T3 Plattform Operations Specialist / Operations Manager (m/w/d) compute/ ITSM / SLA

Startdatum:

Mai

Enddatum:

Ende 2026 + Option

Beschäftigungsart:

Freiberuflich

Region:

Remote + FFM oder Berlin

Beschreibung:

Für unseren Kunden im Energiesektor suchen wir ab Mai erfahrene Unterstützung als T3 Plattform Operations Specialist / Operations Manager (m/w/d) compute/ ITSM / SLA - Remote & FFM or Berlin. Die Tätigkeit erfolgt remote und nach Absprache ca. 1-3 Tage im Monat vor Ort.

Project Description

The team is building an internal platform for software product developers to accelerate the development and delivery of software products to tackle the massive challenges facing the energy sector. The Platform is a service oriented, cloud-native platform that is being built to provide application teams with self-service capabilities to develop, run and operate their software products. It provides services for application infrastructure, data, service lifecycle management, application build and delivery as well as services to operate their software products. The Platform is deployed as a hybrid cloud, encompassing both private cloud and selected public clouds.

General Description

Local Operations manages the on-premises production platform, which serves as the primary host for all mission-critical business applications . Local operations are responsible for the following core areas:

• Platform Stability: Ensuring the high availability and performance of the on-premises private cloud environment.

• Application Hosting: Consulting on the seamless operation of Germany-specific productive business applications.

• Incident Management: Resolving technical issues within standard business hours to minimize operational downtime.

• Lifecycle Maintenance: Executing routine updates, patches, and system optimizations within the local infrastructure.

Scope of Work

Provide Tier-3 operational ownership for Compute & Operating System services for Local Production (DE).

Tasks:

• Handling of complex incidents, deep troubleshooting, and root cause analysis; drive permanent fixes and preventive measures.

Handling of operational Readiness

Objective: Ensure operational readiness for deployments

Tasks:

• Validation of deployment artifacts from an operations perspective.

• Defining and enforcing quality assurance measures (e.g. required documentation of standard operation procedures, successful test reports, …) to ensure the high quality of delivered products and services.

• Ensuring rollback strategies and operational monitoring (observability) are in place for production deployments.

Monitoring, Incident, Problem and Change Management in the specific context of providing Compute & Operating System

Objective: Ensure operational stability and responsiveness for the managed Kubernetes platform

Tasks:

• Monitoring system health, performance metrics, and service availability across multi-tenant environments.

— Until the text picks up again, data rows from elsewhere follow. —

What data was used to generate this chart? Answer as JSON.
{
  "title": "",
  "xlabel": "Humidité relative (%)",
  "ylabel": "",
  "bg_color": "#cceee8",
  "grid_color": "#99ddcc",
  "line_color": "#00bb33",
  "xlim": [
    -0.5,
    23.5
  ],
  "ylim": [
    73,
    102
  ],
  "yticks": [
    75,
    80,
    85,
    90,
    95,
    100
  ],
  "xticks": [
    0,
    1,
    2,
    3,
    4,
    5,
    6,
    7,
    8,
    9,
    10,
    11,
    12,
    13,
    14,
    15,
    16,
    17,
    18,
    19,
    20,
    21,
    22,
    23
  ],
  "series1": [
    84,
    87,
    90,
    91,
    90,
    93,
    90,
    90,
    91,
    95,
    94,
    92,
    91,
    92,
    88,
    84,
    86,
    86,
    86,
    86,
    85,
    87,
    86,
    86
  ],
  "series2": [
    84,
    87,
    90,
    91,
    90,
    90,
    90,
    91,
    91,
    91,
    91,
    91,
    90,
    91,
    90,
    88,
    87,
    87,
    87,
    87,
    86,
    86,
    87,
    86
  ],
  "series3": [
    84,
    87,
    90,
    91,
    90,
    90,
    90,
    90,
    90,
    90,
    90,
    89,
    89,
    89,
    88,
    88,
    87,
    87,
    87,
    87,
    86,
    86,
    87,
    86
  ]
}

• Identifying, analyzing, and resolving incidents, minimizing service disruption.

• Triggering root cause analysis and implementation of corrective and preventive actions.

Automation of operations critical standard processes

Objective: Reduce operational toil and improve service reliability

Tasks:

• Addressing operational issues by automating remedial standard operations processes.

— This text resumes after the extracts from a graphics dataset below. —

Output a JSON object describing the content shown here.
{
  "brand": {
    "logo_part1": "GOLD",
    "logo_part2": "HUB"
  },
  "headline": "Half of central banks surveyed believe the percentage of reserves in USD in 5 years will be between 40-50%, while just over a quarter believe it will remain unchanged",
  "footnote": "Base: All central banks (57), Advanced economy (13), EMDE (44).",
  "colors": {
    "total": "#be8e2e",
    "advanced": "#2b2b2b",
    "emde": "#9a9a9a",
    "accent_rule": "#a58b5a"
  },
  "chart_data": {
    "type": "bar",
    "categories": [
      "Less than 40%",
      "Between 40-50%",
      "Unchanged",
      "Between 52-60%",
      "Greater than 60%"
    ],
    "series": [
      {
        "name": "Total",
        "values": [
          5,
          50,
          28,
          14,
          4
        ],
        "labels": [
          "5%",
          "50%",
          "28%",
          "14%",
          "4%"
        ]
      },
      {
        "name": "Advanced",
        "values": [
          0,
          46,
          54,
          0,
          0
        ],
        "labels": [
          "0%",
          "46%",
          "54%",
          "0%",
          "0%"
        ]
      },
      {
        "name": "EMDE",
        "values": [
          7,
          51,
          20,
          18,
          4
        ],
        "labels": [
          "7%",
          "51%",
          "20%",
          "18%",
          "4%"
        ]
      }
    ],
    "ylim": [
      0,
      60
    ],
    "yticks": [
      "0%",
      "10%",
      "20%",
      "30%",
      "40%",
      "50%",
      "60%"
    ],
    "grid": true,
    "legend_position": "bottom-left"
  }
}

• Validation of all automated procedures following the established software development lifecycle including staging, testing, and validation reviews.

Security and Compliance Enforcement

Objective: Ensure platform operations adhere to security and compliance standards

Tasks:

• Implementing monitoring and logging strategies to support audit and compliance requirements.

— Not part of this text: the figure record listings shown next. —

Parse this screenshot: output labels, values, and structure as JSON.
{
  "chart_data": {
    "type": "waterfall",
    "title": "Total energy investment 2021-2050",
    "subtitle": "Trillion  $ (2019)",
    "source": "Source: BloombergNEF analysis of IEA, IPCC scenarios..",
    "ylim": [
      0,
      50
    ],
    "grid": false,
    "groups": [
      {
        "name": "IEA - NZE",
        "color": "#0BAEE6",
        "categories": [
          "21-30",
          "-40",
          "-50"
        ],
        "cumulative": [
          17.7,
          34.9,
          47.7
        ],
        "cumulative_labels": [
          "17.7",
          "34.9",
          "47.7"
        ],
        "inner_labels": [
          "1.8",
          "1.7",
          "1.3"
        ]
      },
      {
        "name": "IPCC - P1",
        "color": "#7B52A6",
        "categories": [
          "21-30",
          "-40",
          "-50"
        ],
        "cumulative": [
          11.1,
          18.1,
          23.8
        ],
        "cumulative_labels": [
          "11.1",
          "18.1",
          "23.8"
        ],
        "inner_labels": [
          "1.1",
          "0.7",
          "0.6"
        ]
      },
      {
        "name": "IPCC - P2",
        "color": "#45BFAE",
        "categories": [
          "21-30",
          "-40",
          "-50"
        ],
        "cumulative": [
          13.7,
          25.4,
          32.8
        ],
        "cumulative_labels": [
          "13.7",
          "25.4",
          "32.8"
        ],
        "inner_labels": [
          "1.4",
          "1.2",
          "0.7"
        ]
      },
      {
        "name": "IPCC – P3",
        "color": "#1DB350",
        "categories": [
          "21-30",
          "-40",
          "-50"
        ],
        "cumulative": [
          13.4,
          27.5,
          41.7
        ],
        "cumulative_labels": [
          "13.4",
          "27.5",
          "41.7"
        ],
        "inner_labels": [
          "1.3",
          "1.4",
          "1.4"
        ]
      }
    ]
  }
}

• Performing routine security scans and remediating identified vulnerabilities.

Profile Requirements

• The contractor must be a senior level professional with proven experience in operations management of private cloud solutions, proficiency in managing compute & OS operations on the platform with following experience:

• 5-10+ years in IT operations / service delivery / platform operations with demonstrated leadership in mission-critical environments.

• Proven experience implementing/leading Incident, Problem, Change, Release governance in production.

• Expertice with ITSM: Jira Service Management (JSM), Jira, Confluence.

• Experience of core operations processes (incident management, change management, problem management, IT Service Management) as well as SRE concepts.

• Experience in gathering operational insights from monitoring or observability including SLI/SLA/SLO management and tracking.

• Hand-on experience in documenting procedures properly and enforcing clear runbooks or playbooks.

• Observability Hands-on experience with monitoring and logging tools (e.g., Prometheus, Grafana, Datadog, Mimir, Loki).

• Familiarity with enterprise DevOps toolchains is a plus (GitLab, JFrog Artifactory, Backstage, Harness).

• Expertise within modern platform operations (Kubernetes/containers, automation, observability), sufficient to govern specialists.

• Platform delivery concepts: GitOps and IaC awareness (Terraform/OpenTofu, ArgoCD, Helm) to govern deployment/readiness standards.

preferred experience

• Experience operating in regulated / high-availability industries (banking, telco, public sector, healthcare).

• Experience with SRE practices (SLOs/SLIs, error budgets) and reliability management.

Must-have language skills

• Proficiency in both speech and writing in English (at least C1).

• Proficiency in both speech and writing in German (at least C1).